D. – Lei crede che questa svolta liberale sia il frutto politico di un dibattito interno o piuttosto da collegarsi alla "lezione" egiziana?

R. – Entrambe le cose, per la verità. Io credo che l’adozione di principi di sharia all’interno della Costituzione abbia una valenza non soltanto giuridica, ma fortemente politica, in considerazione dello stretto collegamento della natura tra diritto e religione. La sharia è la legge sacra dell’islam e comporta la reintroduzione dei valori della morale e della religione islamica all’interno dell’ordinamento. Il fatto che non sia stata adottata la sharia tra le fonti del diritto, rappresenta sicuramente un punto di svolta e un freno alla deriva islamica che invece ha avuto luogo nei Paesi confinanti, a cominciare – appunto – dall’Egitto con le note vicende che tutti conosciamo, ma anche nella stessa vicina Libia dove, invece, per la prima volta i principi della sharia vengono introdotti nella Carta costituzionale. Sicché, la Tunisia sembra confermare invece questa tendenza in quel solco della tradizione moderata dell’islam, esattamente come ha fatto il Marocco con la Costituzione nel 2011: nel preambolo della Carta costituzionale, il Marocco si richiama alla tradizione islamica moderata.
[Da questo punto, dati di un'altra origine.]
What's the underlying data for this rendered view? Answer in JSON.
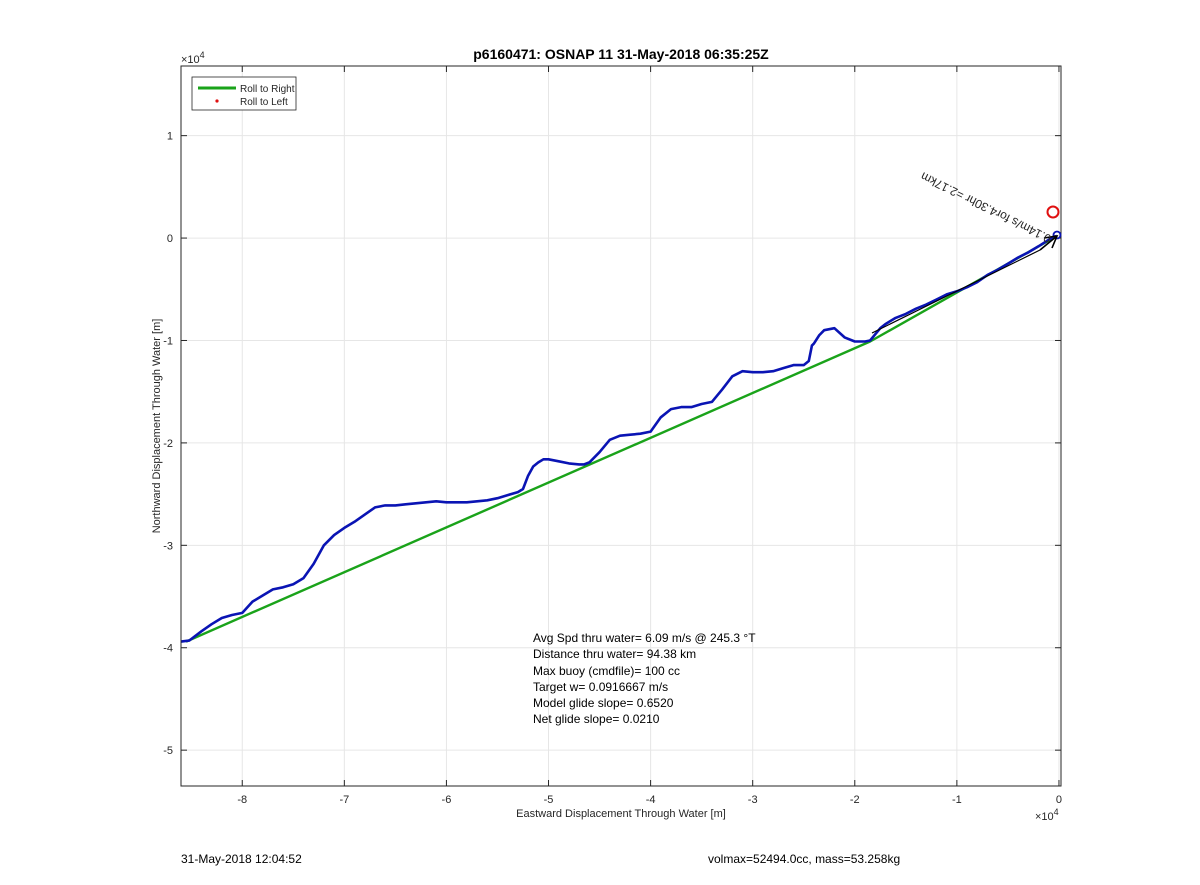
{
  "chart_data": {
    "type": "line",
    "title": "p6160471: OSNAP 11 31-May-2018 06:35:25Z",
    "xlabel": "Eastward Displacement Through Water [m]",
    "ylabel": "Northward Displacement Through Water [m]",
    "x_multiplier_label": "×10",
    "x_multiplier_exp": "4",
    "y_multiplier_label": "×10",
    "y_multiplier_exp": "4",
    "xlim": [
      -8.6,
      0.02
    ],
    "ylim": [
      -5.35,
      1.68
    ],
    "xticks": [
      -8,
      -7,
      -6,
      -5,
      -4,
      -3,
      -2,
      -1,
      0
    ],
    "yticks": [
      -5,
      -4,
      -3,
      -2,
      -1,
      0,
      1
    ],
    "xtick_labels": [
      "-8",
      "-7",
      "-6",
      "-5",
      "-4",
      "-3",
      "-2",
      "-1",
      "0"
    ],
    "ytick_labels": [
      "-5",
      "-4",
      "-3",
      "-2",
      "-1",
      "0",
      "1"
    ],
    "grid": true,
    "legend": {
      "placement": "top-left",
      "entries": [
        {
          "label": "Roll to Right",
          "color": "#1aa31a",
          "marker": "line"
        },
        {
          "label": "Roll to Left",
          "color": "#e01010",
          "marker": "dot"
        }
      ]
    },
    "series": [
      {
        "color": "#1aa31a",
        "x": [
          -8.55,
          -1.85,
          -0.02
        ],
        "y": [
          -3.94,
          -1.01,
          0.02
        ]
      },
      {
        "color": "#0a14b4",
        "x": [
          -8.6,
          -8.52,
          -8.4,
          -8.3,
          -8.2,
          -8.1,
          -8.0,
          -7.9,
          -7.8,
          -7.7,
          -7.6,
          -7.5,
          -7.4,
          -7.3,
          -7.2,
          -7.1,
          -7.0,
          -6.9,
          -6.8,
          -6.7,
          -6.6,
          -6.5,
          -6.4,
          -6.3,
          -6.2,
          -6.1,
          -6.0,
          -5.9,
          -5.8,
          -5.7,
          -5.6,
          -5.5,
          -5.4,
          -5.3,
          -5.25,
          -5.2,
          -5.15,
          -5.1,
          -5.05,
          -5.0,
          -4.9,
          -4.8,
          -4.7,
          -4.65,
          -4.6,
          -4.5,
          -4.4,
          -4.3,
          -4.2,
          -4.1,
          -4.0,
          -3.9,
          -3.8,
          -3.7,
          -3.6,
          -3.5,
          -3.4,
          -3.3,
          -3.2,
          -3.1,
          -3.0,
          -2.9,
          -2.8,
          -2.7,
          -2.6,
          -2.5,
          -2.45,
          -2.42,
          -2.4,
          -2.35,
          -2.3,
          -2.2,
          -2.1,
          -2.0,
          -1.9,
          -1.85,
          -1.8,
          -1.75,
          -1.7,
          -1.6,
          -1.5,
          -1.4,
          -1.3,
          -1.2,
          -1.1,
          -1.0,
          -0.9,
          -0.8,
          -0.7,
          -0.6,
          -0.5,
          -0.4,
          -0.3,
          -0.2,
          -0.12,
          -0.06,
          -0.02
        ],
        "y": [
          -3.94,
          -3.93,
          -3.84,
          -3.77,
          -3.71,
          -3.68,
          -3.66,
          -3.55,
          -3.49,
          -3.43,
          -3.41,
          -3.38,
          -3.32,
          -3.18,
          -3.0,
          -2.9,
          -2.83,
          -2.77,
          -2.7,
          -2.63,
          -2.61,
          -2.61,
          -2.6,
          -2.59,
          -2.58,
          -2.57,
          -2.58,
          -2.58,
          -2.58,
          -2.57,
          -2.56,
          -2.54,
          -2.51,
          -2.48,
          -2.45,
          -2.32,
          -2.23,
          -2.19,
          -2.16,
          -2.16,
          -2.18,
          -2.2,
          -2.21,
          -2.21,
          -2.19,
          -2.09,
          -1.97,
          -1.93,
          -1.92,
          -1.91,
          -1.89,
          -1.75,
          -1.67,
          -1.65,
          -1.65,
          -1.62,
          -1.6,
          -1.48,
          -1.35,
          -1.3,
          -1.31,
          -1.31,
          -1.3,
          -1.27,
          -1.24,
          -1.24,
          -1.2,
          -1.05,
          -1.03,
          -0.95,
          -0.9,
          -0.88,
          -0.97,
          -1.01,
          -1.01,
          -1.0,
          -0.94,
          -0.88,
          -0.84,
          -0.78,
          -0.74,
          -0.69,
          -0.65,
          -0.6,
          -0.55,
          -0.52,
          -0.48,
          -0.43,
          -0.36,
          -0.31,
          -0.25,
          -0.19,
          -0.14,
          -0.08,
          -0.03,
          0.01,
          0.02
        ]
      }
    ],
    "annotations": [
      {
        "text": "Avg Spd thru water=  6.09 m/s @ 245.3 °T"
      },
      {
        "text": "Distance thru water= 94.38 km"
      },
      {
        "text": "Max buoy (cmdfile)= 100 cc"
      },
      {
        "text": "Target w= 0.0916667 m/s"
      },
      {
        "text": "Model glide slope= 0.6520"
      },
      {
        "text": "Net glide slope= 0.0210"
      }
    ],
    "rotated_annotation": "0.14m/s for4.30hr =2.17km"
  },
  "footer": {
    "timestamp": "31-May-2018 12:04:52",
    "summary": "volmax=52494.0cc, mass=53.258kg"
  }
}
Cosa debba essere, poi, di fatto e come debba essere interpretata, questo è tutto un altro problema, appunto, di interpretazione del Supremo Consiglio degli Ulema. In Tunisia, invece manca un organo religioso di riferimento, ma sarà la Corte costituzionale poi, di volta in volta, a riempire di contenuto le norme costituzionali.

D. – Quindi, un processo di democratizzazione che va anche incoraggiato, sostenuto e vigilato dall’estero?
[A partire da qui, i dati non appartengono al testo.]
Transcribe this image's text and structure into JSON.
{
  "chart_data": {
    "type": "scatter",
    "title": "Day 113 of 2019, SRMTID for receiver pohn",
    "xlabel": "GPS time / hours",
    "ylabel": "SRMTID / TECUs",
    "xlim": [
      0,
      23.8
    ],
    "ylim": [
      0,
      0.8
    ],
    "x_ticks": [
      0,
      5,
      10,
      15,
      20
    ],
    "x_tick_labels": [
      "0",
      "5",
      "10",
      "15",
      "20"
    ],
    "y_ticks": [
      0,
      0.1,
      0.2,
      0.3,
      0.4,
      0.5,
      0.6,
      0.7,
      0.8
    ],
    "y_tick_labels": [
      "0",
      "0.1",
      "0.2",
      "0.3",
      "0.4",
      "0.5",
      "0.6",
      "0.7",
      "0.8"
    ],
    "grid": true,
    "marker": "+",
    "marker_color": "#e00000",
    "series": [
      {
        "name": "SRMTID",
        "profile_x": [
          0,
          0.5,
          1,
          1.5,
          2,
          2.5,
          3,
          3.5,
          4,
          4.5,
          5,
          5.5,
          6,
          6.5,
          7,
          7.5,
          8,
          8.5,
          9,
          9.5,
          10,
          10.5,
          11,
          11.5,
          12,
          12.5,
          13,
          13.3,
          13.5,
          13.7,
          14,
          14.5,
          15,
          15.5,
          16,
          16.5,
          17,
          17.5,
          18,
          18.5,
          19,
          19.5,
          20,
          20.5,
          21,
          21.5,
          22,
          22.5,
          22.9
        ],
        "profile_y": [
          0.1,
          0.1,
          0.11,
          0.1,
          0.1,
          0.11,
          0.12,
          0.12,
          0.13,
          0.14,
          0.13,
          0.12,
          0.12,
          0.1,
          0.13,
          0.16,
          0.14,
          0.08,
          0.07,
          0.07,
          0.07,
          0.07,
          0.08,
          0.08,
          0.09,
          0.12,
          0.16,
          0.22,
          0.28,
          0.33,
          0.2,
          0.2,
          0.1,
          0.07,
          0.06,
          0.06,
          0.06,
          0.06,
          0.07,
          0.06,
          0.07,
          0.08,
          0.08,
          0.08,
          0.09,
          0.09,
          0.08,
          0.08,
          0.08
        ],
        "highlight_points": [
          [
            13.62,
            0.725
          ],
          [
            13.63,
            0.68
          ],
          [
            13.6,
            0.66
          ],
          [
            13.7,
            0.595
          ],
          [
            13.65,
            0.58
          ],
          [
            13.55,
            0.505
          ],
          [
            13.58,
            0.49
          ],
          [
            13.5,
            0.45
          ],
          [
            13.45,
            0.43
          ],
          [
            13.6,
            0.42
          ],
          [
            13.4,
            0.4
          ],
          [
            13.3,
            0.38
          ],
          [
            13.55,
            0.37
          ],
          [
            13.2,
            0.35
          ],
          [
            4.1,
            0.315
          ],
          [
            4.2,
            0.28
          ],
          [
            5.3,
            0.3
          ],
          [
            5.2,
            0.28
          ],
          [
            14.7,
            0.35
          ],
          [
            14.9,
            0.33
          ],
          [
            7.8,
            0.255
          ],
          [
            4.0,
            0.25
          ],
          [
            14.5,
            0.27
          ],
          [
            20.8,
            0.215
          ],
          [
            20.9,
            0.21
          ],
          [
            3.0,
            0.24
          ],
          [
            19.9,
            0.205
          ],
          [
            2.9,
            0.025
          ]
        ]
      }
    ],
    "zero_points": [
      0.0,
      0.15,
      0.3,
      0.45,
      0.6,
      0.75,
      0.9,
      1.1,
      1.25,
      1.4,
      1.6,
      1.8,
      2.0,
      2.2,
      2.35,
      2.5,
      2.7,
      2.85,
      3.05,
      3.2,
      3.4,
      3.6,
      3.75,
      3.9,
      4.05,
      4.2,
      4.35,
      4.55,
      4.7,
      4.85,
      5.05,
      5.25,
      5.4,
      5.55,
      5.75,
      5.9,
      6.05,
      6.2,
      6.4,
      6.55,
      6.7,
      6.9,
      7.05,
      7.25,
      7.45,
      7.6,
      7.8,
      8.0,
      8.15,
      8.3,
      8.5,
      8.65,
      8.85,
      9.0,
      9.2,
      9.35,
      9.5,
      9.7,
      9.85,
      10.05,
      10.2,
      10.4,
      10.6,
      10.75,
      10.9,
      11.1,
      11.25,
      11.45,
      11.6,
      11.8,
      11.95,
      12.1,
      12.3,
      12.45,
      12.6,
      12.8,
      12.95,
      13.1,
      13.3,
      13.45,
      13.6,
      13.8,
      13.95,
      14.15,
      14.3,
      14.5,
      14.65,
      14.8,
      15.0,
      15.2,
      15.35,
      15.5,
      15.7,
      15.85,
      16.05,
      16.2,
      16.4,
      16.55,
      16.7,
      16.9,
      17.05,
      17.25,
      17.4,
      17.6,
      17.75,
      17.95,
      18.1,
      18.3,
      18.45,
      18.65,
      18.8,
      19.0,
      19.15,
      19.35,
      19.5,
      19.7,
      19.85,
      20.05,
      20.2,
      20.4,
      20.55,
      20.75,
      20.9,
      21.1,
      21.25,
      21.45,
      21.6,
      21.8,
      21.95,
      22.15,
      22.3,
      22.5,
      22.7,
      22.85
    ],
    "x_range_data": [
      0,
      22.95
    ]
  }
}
R. – Io in queste forme di tutorato e di tutela credo poco. Una democrazia è saldamente radicata soltanto se nasce dall’interno e se è fortemente condivisa. E’ chiaro che, in questo momento, in Tunisia c’è un dibattito molto articolato, assai vivace, sulle varie posizioni di correnti islamiche radicali e correnti più riformiste. Certamente, la crisi economica – che pure ha investito la Tunisia, evidentemente – è uno dei fattori che il prossimo governo dovrà tenere in considerazione. L’islam può costituire infatti una bandiera attorno alla quale stringersi nei momenti di crisi e di sofferenza, anche economica. La religione è capace di dare dignità a un popolo che per oltre 50 anni ha subito una forte dittatura, con la complicità anche dell’Occidente, questo non occorre negarlo. Questi regimi sono stati tenuti in sella con la connivenza e la complicità dei Paesi occidentali. Poi, improvvisamente si è scoperto che anche le popolazioni arabe avevano diritto a proprie rivendicazioni democratiche… Questo significa, però, che sarà un processo lungo.

D. – Quindi, un processo di democratizzazione che ha e avrà i suoi tempi di maturazione…
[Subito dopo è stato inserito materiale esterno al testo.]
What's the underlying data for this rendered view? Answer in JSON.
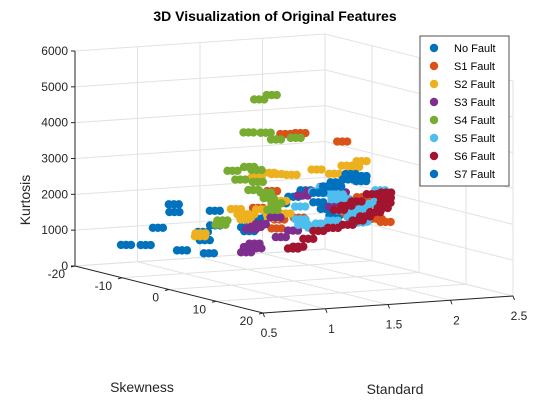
{
  "chart_data": {
    "type": "scatter",
    "title": "3D Visualization of Original Features",
    "xlabel": "Standard",
    "ylabel": "Skewness",
    "zlabel": "Kurtosis",
    "xlim": [
      0.5,
      2.5
    ],
    "ylim": [
      -20,
      20
    ],
    "zlim": [
      0,
      6000
    ],
    "x_ticks": [
      "0.5",
      "1",
      "1.5",
      "2",
      "2.5"
    ],
    "y_ticks": [
      "20",
      "10",
      "0",
      "-10",
      "-20"
    ],
    "z_ticks": [
      "0",
      "1000",
      "2000",
      "3000",
      "4000",
      "5000",
      "6000"
    ],
    "grid": true,
    "legend_position": "top-right",
    "series": [
      {
        "name": "No Fault",
        "color": "#0072BD",
        "points": [
          [
            0.72,
            -15,
            700
          ],
          [
            0.84,
            -14,
            700
          ],
          [
            0.98,
            -10,
            650
          ],
          [
            1.12,
            -8,
            600
          ],
          [
            1.2,
            -11,
            850
          ],
          [
            1.26,
            -13,
            1000
          ],
          [
            1.32,
            -12,
            1200
          ],
          [
            1.38,
            -7,
            1300
          ],
          [
            1.48,
            -9,
            1100
          ],
          [
            1.58,
            -10,
            1400
          ],
          [
            1.6,
            -8,
            1700
          ],
          [
            1.66,
            -7,
            1900
          ],
          [
            1.72,
            -6,
            2100
          ],
          [
            1.78,
            -5,
            2300
          ],
          [
            1.86,
            -7,
            2200
          ],
          [
            1.92,
            -6,
            1900
          ],
          [
            1.98,
            -6,
            1700
          ],
          [
            2.05,
            -6,
            1500
          ],
          [
            1.28,
            -11,
            1650
          ],
          [
            1.14,
            -16,
            1700
          ],
          [
            1.22,
            -18,
            1400
          ],
          [
            0.9,
            -13,
            1200
          ]
        ]
      },
      {
        "name": "S1 Fault",
        "color": "#D95319",
        "points": [
          [
            1.13,
            8,
            4450
          ],
          [
            1.25,
            8,
            4450
          ],
          [
            1.66,
            6,
            4050
          ],
          [
            1.72,
            6,
            2200
          ],
          [
            1.78,
            7,
            2500
          ],
          [
            1.86,
            5,
            2300
          ],
          [
            1.95,
            3,
            2100
          ],
          [
            2.05,
            3,
            1700
          ],
          [
            2.12,
            3,
            1600
          ],
          [
            1.5,
            1,
            1800
          ],
          [
            1.42,
            -1,
            1700
          ],
          [
            1.36,
            0,
            1500
          ],
          [
            1.88,
            1,
            1900
          ],
          [
            2.02,
            -2,
            1700
          ],
          [
            1.4,
            -5,
            1900
          ],
          [
            1.55,
            -6,
            2300
          ]
        ]
      },
      {
        "name": "S2 Fault",
        "color": "#EDB120",
        "points": [
          [
            0.9,
            8,
            3300
          ],
          [
            1.0,
            8,
            3400
          ],
          [
            1.06,
            8,
            3350
          ],
          [
            1.18,
            8,
            3300
          ],
          [
            1.38,
            8,
            3400
          ],
          [
            1.52,
            8,
            3250
          ],
          [
            1.62,
            8,
            3450
          ],
          [
            1.68,
            8,
            3400
          ],
          [
            1.74,
            8,
            3550
          ],
          [
            0.96,
            2,
            2200
          ],
          [
            1.05,
            1,
            2000
          ],
          [
            1.2,
            1,
            2100
          ],
          [
            1.36,
            1,
            2300
          ],
          [
            1.4,
            -2,
            1800
          ],
          [
            1.18,
            -1,
            1900
          ],
          [
            0.86,
            -3,
            1300
          ],
          [
            0.94,
            -5,
            1300
          ],
          [
            1.3,
            -5,
            1600
          ],
          [
            0.88,
            12,
            2300
          ],
          [
            0.98,
            12,
            2400
          ]
        ]
      },
      {
        "name": "S3 Fault",
        "color": "#7E2F8E",
        "points": [
          [
            0.78,
            10,
            1950
          ],
          [
            0.82,
            10,
            2000
          ],
          [
            1.38,
            -7,
            600
          ],
          [
            1.44,
            -8,
            700
          ],
          [
            1.5,
            -8,
            650
          ],
          [
            1.56,
            -10,
            700
          ],
          [
            1.62,
            -6,
            1000
          ],
          [
            1.68,
            -5,
            1200
          ],
          [
            1.72,
            -4,
            2200
          ],
          [
            1.8,
            -4,
            2300
          ],
          [
            1.9,
            -4,
            2400
          ],
          [
            1.95,
            -2,
            2300
          ],
          [
            1.88,
            0,
            2100
          ],
          [
            1.82,
            0,
            2000
          ],
          [
            1.46,
            -6,
            1400
          ],
          [
            1.54,
            -5,
            1600
          ]
        ]
      },
      {
        "name": "S4 Fault",
        "color": "#77AC30",
        "points": [
          [
            0.62,
            16,
            5800
          ],
          [
            0.72,
            16,
            5900
          ],
          [
            0.76,
            10,
            4650
          ],
          [
            0.86,
            11,
            4650
          ],
          [
            0.98,
            10,
            4400
          ],
          [
            1.1,
            11,
            4450
          ],
          [
            0.84,
            8,
            3600
          ],
          [
            0.9,
            8,
            3500
          ],
          [
            0.82,
            5,
            3400
          ],
          [
            0.92,
            4,
            3100
          ],
          [
            1.06,
            4,
            3000
          ],
          [
            1.1,
            2,
            2700
          ],
          [
            1.2,
            2,
            2600
          ],
          [
            1.26,
            1,
            2400
          ],
          [
            1.36,
            0,
            2200
          ],
          [
            1.04,
            -3,
            1700
          ],
          [
            1.1,
            -5,
            1500
          ],
          [
            1.44,
            -3,
            1900
          ]
        ]
      },
      {
        "name": "S5 Fault",
        "color": "#4DBEEE",
        "points": [
          [
            1.46,
            6,
            2700
          ],
          [
            1.52,
            6,
            2800
          ],
          [
            1.58,
            5,
            2600
          ],
          [
            1.64,
            4,
            2600
          ],
          [
            1.7,
            4,
            2500
          ],
          [
            1.78,
            2,
            2300
          ],
          [
            1.84,
            0,
            2200
          ],
          [
            1.9,
            -1,
            2200
          ],
          [
            1.98,
            -2,
            2100
          ],
          [
            2.04,
            -3,
            1900
          ],
          [
            2.1,
            -3,
            1700
          ],
          [
            2.12,
            -4,
            1500
          ],
          [
            2.16,
            -3,
            1400
          ],
          [
            2.2,
            -5,
            1300
          ],
          [
            2.0,
            -5,
            1400
          ],
          [
            1.94,
            -6,
            1300
          ],
          [
            1.88,
            -6,
            1200
          ],
          [
            1.8,
            -6,
            1300
          ],
          [
            1.74,
            -5,
            1500
          ],
          [
            1.7,
            -4,
            1900
          ],
          [
            1.96,
            -2,
            1800
          ],
          [
            2.02,
            0,
            1900
          ],
          [
            2.14,
            0,
            2000
          ],
          [
            2.26,
            -2,
            2100
          ],
          [
            2.34,
            -4,
            2200
          ]
        ]
      },
      {
        "name": "S6 Fault",
        "color": "#A2142F",
        "points": [
          [
            1.68,
            -5,
            700
          ],
          [
            1.76,
            -6,
            700
          ],
          [
            1.84,
            -6,
            900
          ],
          [
            1.92,
            -6,
            1100
          ],
          [
            2.0,
            -5,
            1200
          ],
          [
            2.08,
            -4,
            1300
          ],
          [
            2.16,
            -4,
            1400
          ],
          [
            2.22,
            -4,
            1500
          ],
          [
            2.3,
            -4,
            1600
          ],
          [
            2.36,
            -4,
            1700
          ],
          [
            2.42,
            -5,
            1800
          ],
          [
            2.46,
            -6,
            1900
          ],
          [
            2.5,
            -7,
            2000
          ],
          [
            2.46,
            -9,
            1900
          ],
          [
            1.86,
            0,
            1900
          ],
          [
            1.92,
            0,
            2000
          ],
          [
            2.0,
            0,
            2100
          ]
        ]
      },
      {
        "name": "S7 Fault",
        "color": "#0072BD",
        "points": [
          [
            1.66,
            3,
            2700
          ],
          [
            1.72,
            3,
            2800
          ],
          [
            1.78,
            4,
            2900
          ],
          [
            1.84,
            3,
            3000
          ],
          [
            1.9,
            3,
            2900
          ],
          [
            1.96,
            2,
            2800
          ],
          [
            2.0,
            1,
            2700
          ],
          [
            2.04,
            0,
            2800
          ],
          [
            1.8,
            1,
            2600
          ],
          [
            1.62,
            2,
            2500
          ]
        ]
      }
    ]
  }
}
R. – Assolutamente. Quello che mi preme sottolineare e che spesso sfugge all’occhio occidentale, ai non addetti ai lavori: il fatto che ci siano delle posizioni all’interno della società, soprattutto tunisina. Penso a Yadh ben Achour o ad altri intellettuali che da sempre lottano per un’interpretazione moderna dell’Islam e della tradizione giuridica islamica. Ci sono posizioni molto, molto articolate, non così facilmente riconducibili ad uno schieramento islam radicale e modernista, ma questo è frutto – appunto – di un dialogo che ha appena preso le mosse e che richiederà i propri tempi. E forse l’Occidente dovrebbe osservare, con il dovuto rispetto, questi tentativi che si stanno compiendo dall’interno.